Даже в том, как «накоротке» ощущал себя образованный византиец с античностью, было две стороны — не только сила, но и слабость: много истины, но и немалая доля самообмана, успокаивавшего самодовольства. Для православного книжника, привыкшего смотреть на западных «варваров» свысока, подлинным потрясением бывало открытие, что эти «варвары», отделенные от подлинных греческих текстов языковым барьером и принужденные изучать Аристотеля в латинских переводах, подчас в переводах с арабского, вникают в мысль древнего философа порой с большей умственной энергией, чем он сам; Димитрия Кидониса, и не его одного, такое открытие сделало католиком. Чего недоставало византийскому сознанию, так это реального ощущения дистанции между своим временем и античностью. Отсюда иллюзия, владевшая тем же Плифоном: если умы Запада, расшатывавшие устои средневековой ортодоксии, работали над перетолкованием христианства, создавали его еретические интерпретации, а в среде гуманистов готовили синтез евангельских и языческих доктрин, но, во всяком случае, считались с историческим фактом христианской традиции, то Плифон в «Законах» словно воображает себя древним язычником, проснувшимся после многовекового сна и убедившимся, что христианство было сонным мороком. Через тысячу с лишним лет после неудачи Юлиана Отступника он декретирует в своей утопии восстановление рационализированного культа олимпийских богов. Путь его мысли — исключение, но это исключение обнажает структуру общевизантийского отношения к прошлому. У византийцев не было того ощущения трудной, почти невозможной задачи, той тоски по культурному идеалу, требующему воплощения, но пока не воплощенному, того напряженного духовного порыва, которые вдохновляли европейских гуманистов. Античная образованность казалась для византийца чем-то данным и отчасти поэтому не смогла стать заданием. Зато когда западные гуманисты были еще бедны, византийские ученые были богаты тысячелетним богатством. Евстафий Солунский еще в XII в. дошел в своей филологической работе до введения конъектур, т. е. до научной текстологии; а дальнейшее расширение текстологической и комментаторской деятельности было осуществлено Димитрием Триклинием (1-я пол. XIV в.) и другими учеными палеологовской эпохи. На исходе исторического существования Византия в лице горстки образованных людей оставалась держательницей античного наследия не меньше, чем в любую из предшествовавших эпох.

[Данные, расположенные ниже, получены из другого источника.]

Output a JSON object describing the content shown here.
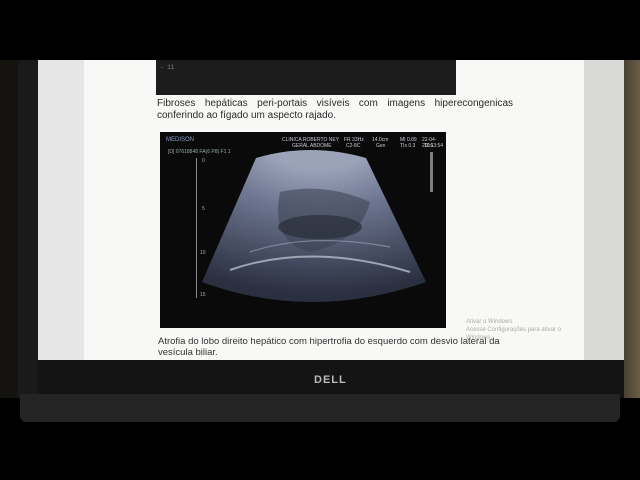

С середины XIV в. развитие светских тенденций византийской культуры задержал исихазм, представлявший церковную ортодоксию в ее монашеском варианте. Почитатели классической древности получают суровое предупреждение, возглашавшееся в церквах раз в год, в первое воскресенье Великого поста: «Изучающим языческие науки, и не ради одной лишь образованности в них упражняющимся, но и мнения их суетные приемлющим — анафема!» Граница проведена очень отчетливо: эллинская «образованность» как таковая допускается, но она ни в коем случае не должна определять мировоззрение — вот критерий, по которому средневековый подход к античности отделяет себя от ренессансного. Исихазм побуждал сторонников мирской, ориентированной на античность культуры, как и сторонников богословского рационализма в католическом роде, еще за столетие до гибели Константинополя с надеждой смотреть на Италию. Там они могли рассчитывать найти место и для своих устремлений, и для своих личных судеб.

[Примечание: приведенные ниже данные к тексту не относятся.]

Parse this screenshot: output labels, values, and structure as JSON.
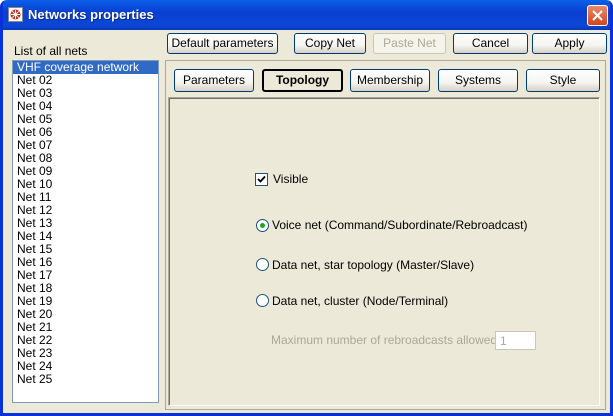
{
  "window": {
    "title": "Networks properties",
    "icon": "network-app-icon",
    "close_icon": "close-icon"
  },
  "list": {
    "label": "List of all nets",
    "selected_index": 0,
    "items": [
      "VHF coverage network",
      "Net 02",
      "Net 03",
      "Net 04",
      "Net 05",
      "Net 06",
      "Net 07",
      "Net 08",
      "Net 09",
      "Net 10",
      "Net 11",
      "Net 12",
      "Net 13",
      "Net 14",
      "Net 15",
      "Net 16",
      "Net 17",
      "Net 18",
      "Net 19",
      "Net 20",
      "Net 21",
      "Net 22",
      "Net 23",
      "Net 24",
      "Net 25"
    ]
  },
  "toolbar": {
    "default_params": "Default parameters",
    "copy_net": "Copy Net",
    "paste_net": "Paste Net",
    "paste_enabled": false,
    "cancel": "Cancel",
    "apply": "Apply"
  },
  "tabs": {
    "active": "Topology",
    "items": [
      "Parameters",
      "Topology",
      "Membership",
      "Systems",
      "Style"
    ]
  },
  "topology": {
    "visible_label": "Visible",
    "visible_checked": true,
    "selected_option": 0,
    "options": [
      "Voice net (Command/Subordinate/Rebroadcast)",
      "Data net, star topology (Master/Slave)",
      "Data net, cluster (Node/Terminal)"
    ],
    "max_rebroadcasts_label": "Maximum number of rebroadcasts allowed",
    "max_rebroadcasts_value": "1",
    "max_rebroadcasts_enabled": false
  },
  "colors": {
    "titlebar": "#0a46d6",
    "selection": "#316ac5",
    "dialog_bg": "#ece9d8",
    "radio_dot": "#21a121"
  }
}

В заключительный период существования Византии влияние патриархии в государстве и монашества в церкви резко повышается. Начиная с 1347 г. на патриарший престол в Константинополе один за другим восходят монахи с Афона, исихасты, последователи Григория Паламы. Их международная активность и импонирующий международный авторитет контрастируют с безвластием и неуверенностью последних императоров. Правда, спасти обреченную Ромейскую державу им так же не под силу, как и императорам, ведшим политическую игру с католицизмом, но их усилия не пропадают втуне: они успевают заложить на основе исихастской идеологии фундамент новой религиозно-культурной общности восточноевропейских народов — общности, которая смогла доказать свою жизнеспособность в условиях турецкого гнета и центром которой служили монастыри Афона. На Севере они дальновидно усматривают в великом княжестве Московском центр будущего объединения Руси, готовя в нем оплот православия и энергично поддерживая его против Литвы Ольгерда и других соперников. Неуступчивое и нетерпимое к светским культурным тенденциям, исихастское движение давало своим приверженцам твердый этический идеал, явившийся для греков и других попадавших в османское рабство народов точкой опоры среди всеобщего крушения, а для Руси — важным импульсом для культурного творчества и государственного строительства. С этим жизненным импульсом связаны деятельная позиция Сергия Радонежского, благословившего Дмитрия Донского на Куликовскую битву и направлявшего цивилизаторскую работу «общежительных» монастырей по всей Руси, а во многом и мастерство Андрея Рублева и Епифания Премудрого.